Just how widely these and other books and pamphlets circulated and who read them remain to be studied, but their mere issuance suggests a sensitivity and critical mind that deserve the attention of readers preparing to pore over the pages of Liberty. That magazine's editor was not an insular and parochical nineteenth-century American radical.
Tucker's mixture of Warren and Proudhon and his profession of a version of philosophical anarchisin that insisted that "all the affairs of men should be managed by individuals or voluntary associations" fills the pages of Liberty and infuses its content time and again. How Tucker developed these insights together with their strengths and weaknesses will be discovered by individual readers and need not be summarized for them, but certain points should be made. Much of the economic "theory" that filled the magazine is antiquated and often tedious and repetitive. Nevertheless, much else is less dated and still retains a freshness. Tucker's bitter quarrels with the "State Socialists" reveal a keen sensitivity to the dangers of centralized power and bureaucracy. His regular defense of voluntary associations as a key organizing principle in his stateless society retains contemporary relevance. So, too, do his attacks on "military discipline" and the use of "force"' as a means of repression or as a way of social improvement, as well as his arguments for "passive resistance" as a form of organized protest and as an instrument for collective betterment.

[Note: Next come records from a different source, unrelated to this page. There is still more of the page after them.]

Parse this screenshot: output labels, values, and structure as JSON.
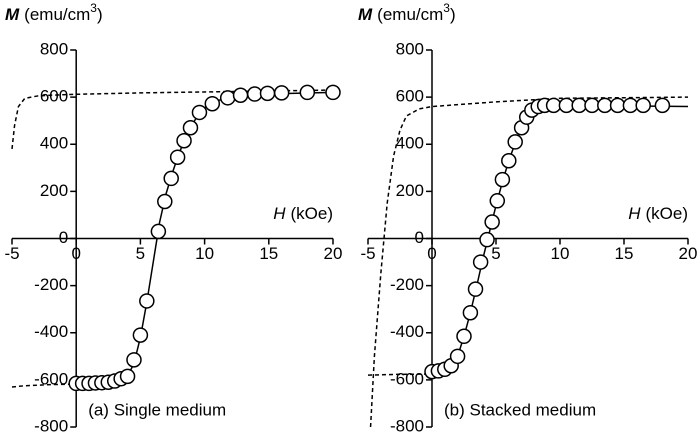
{
  "chart_data": [
    {
      "type": "scatter",
      "y_label": {
        "symbol": "M",
        "unit": "(emu/cm",
        "superscript": "3",
        "close": ")"
      },
      "x_label": {
        "symbol": "H",
        "unit": "(kOe)"
      },
      "annotation": "(a) Single medium",
      "xlim": [
        -5,
        20
      ],
      "xticks": [
        -5,
        0,
        5,
        10,
        15,
        20
      ],
      "ylim": [
        -800,
        800
      ],
      "yticks": [
        -800,
        -600,
        -400,
        -200,
        0,
        200,
        400,
        600,
        800
      ],
      "series": [
        {
          "style": "markers",
          "color": "#000000",
          "x": [
            0,
            0.5,
            1,
            1.5,
            2,
            2.5,
            3,
            3.5,
            4,
            4.5,
            5,
            5.5,
            6.4,
            6.9,
            7.4,
            7.9,
            8.4,
            8.9,
            9.6,
            10.6,
            11.8,
            12.8,
            13.9,
            14.9,
            16,
            18,
            20
          ],
          "values": [
            -615,
            -615,
            -615,
            -613,
            -612,
            -610,
            -605,
            -595,
            -585,
            -515,
            -410,
            -265,
            30,
            157,
            255,
            345,
            415,
            470,
            535,
            572,
            597,
            608,
            613,
            616,
            618,
            620,
            620
          ]
        },
        {
          "style": "solid",
          "color": "#000000",
          "x": [
            0,
            3,
            4,
            4.5,
            5,
            5.5,
            6,
            6.5,
            7,
            7.5,
            8,
            8.5,
            9,
            9.5,
            10,
            11,
            12,
            14,
            20
          ],
          "values": [
            -615,
            -605,
            -585,
            -530,
            -420,
            -270,
            -100,
            70,
            190,
            280,
            360,
            425,
            480,
            525,
            555,
            585,
            600,
            612,
            620
          ]
        },
        {
          "style": "dashed",
          "color": "#000000",
          "x": [
            -5,
            -4.8,
            -4.5,
            -4,
            -3,
            -2,
            0,
            5,
            10,
            15,
            20
          ],
          "values": [
            380,
            480,
            560,
            595,
            605,
            608,
            612,
            618,
            622,
            626,
            630
          ]
        },
        {
          "style": "dashed",
          "color": "#000000",
          "x": [
            -5,
            -4,
            -2,
            0
          ],
          "values": [
            -630,
            -625,
            -620,
            -618
          ]
        }
      ]
    },
    {
      "type": "scatter",
      "y_label": {
        "symbol": "M",
        "unit": "(emu/cm",
        "superscript": "3",
        "close": ")"
      },
      "x_label": {
        "symbol": "H",
        "unit": "(kOe)"
      },
      "annotation": "(b) Stacked medium",
      "xlim": [
        -5,
        20
      ],
      "xticks": [
        -5,
        0,
        5,
        10,
        15,
        20
      ],
      "ylim": [
        -800,
        800
      ],
      "yticks": [
        -800,
        -600,
        -400,
        -200,
        0,
        200,
        400,
        600,
        800
      ],
      "series": [
        {
          "style": "markers",
          "color": "#000000",
          "x": [
            0,
            0.5,
            1,
            1.5,
            2,
            2.5,
            3,
            3.4,
            3.8,
            4.3,
            4.7,
            5.1,
            5.5,
            6,
            6.5,
            7,
            7.4,
            7.8,
            8.3,
            8.8,
            9.5,
            10.5,
            11.5,
            12.5,
            13.5,
            14.5,
            15.5,
            16.5,
            18
          ],
          "values": [
            -565,
            -562,
            -555,
            -540,
            -500,
            -415,
            -315,
            -215,
            -100,
            -5,
            70,
            160,
            250,
            330,
            410,
            470,
            515,
            545,
            560,
            565,
            565,
            565,
            565,
            565,
            565,
            565,
            565,
            565,
            565
          ]
        },
        {
          "style": "solid",
          "color": "#000000",
          "x": [
            0,
            1,
            1.5,
            2,
            2.5,
            3,
            3.5,
            4,
            4.5,
            5,
            5.5,
            6,
            6.5,
            7,
            7.5,
            8,
            9,
            12,
            20
          ],
          "values": [
            -565,
            -555,
            -540,
            -500,
            -415,
            -315,
            -200,
            -80,
            30,
            140,
            240,
            330,
            405,
            465,
            515,
            545,
            562,
            565,
            560
          ]
        },
        {
          "style": "dashed",
          "color": "#000000",
          "x": [
            -4.8,
            -4.5,
            -4,
            -3.5,
            -3,
            -2.5,
            -2,
            -1,
            0,
            5,
            10,
            20
          ],
          "values": [
            -800,
            -500,
            -150,
            150,
            350,
            460,
            520,
            550,
            560,
            580,
            595,
            600
          ]
        },
        {
          "style": "dashed",
          "color": "#000000",
          "x": [
            -5,
            -3,
            0
          ],
          "values": [
            -580,
            -577,
            -575
          ]
        }
      ]
    }
  ]
}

The pages of Liberty have important historical value beyond what they tell about American anarchist thoughts and Tucker and his philosophy. Incisive comments on matters of public interest such as the Irish Land League, the Haymarket Affair, and the Homestead Lockout, to cite a few examples, fill its pages. So do the recurrent polemics between anarchists, between Tucker and his Socialist critics, and between Tucker and the significant conservative theorists of his time. Hardly a friend, George Bernard Shaw found reason to compliment Tucker for his toughness as a combatant. "An examination of any number of this Journal will show," Shaw observed, "that as a candid, clearheaded and courageous demonstration of Individualist Anarchism by purely intellectual methods, Mr. Tucker may safely be accepted as one of the most capable spokesmen of his party."
There is yet a more important reason to study the pages of Liberty. No one can argue that it had a large following or affected significant popular movements. It always had just a small and probably quite select following. But its significance cannot be assessed in mere quantitative terms. Except for dramatic events like the Haymarket Affair and national figures like Emma Goldman, little is yet actually known about native American anarchism in Gilded-Age and Progressive America. In his introduction to Nonviolence in America: A Documentary History, Staughton Lynd quickly passes over the decades that separated the nonviolent abolitionists from the pacifists of the World War 1. "Nonviolence," Lynd writes, "was quiescent for a generation after 1861, just as it had been after 1776.... Anarchism formed an important connecting link between nineteenth and twentieth-century nonviolence in America." Just how these links worked themselves out remains the subject of detailed study of isolated men and women, odd journals, and scattered local "movements" between 1860 and 1910. Liberty is a good place to start such studies, and I suspect that the careful tracking down of such men, women, journals, and movements will produce findings that might surprise even historians of American radicalism.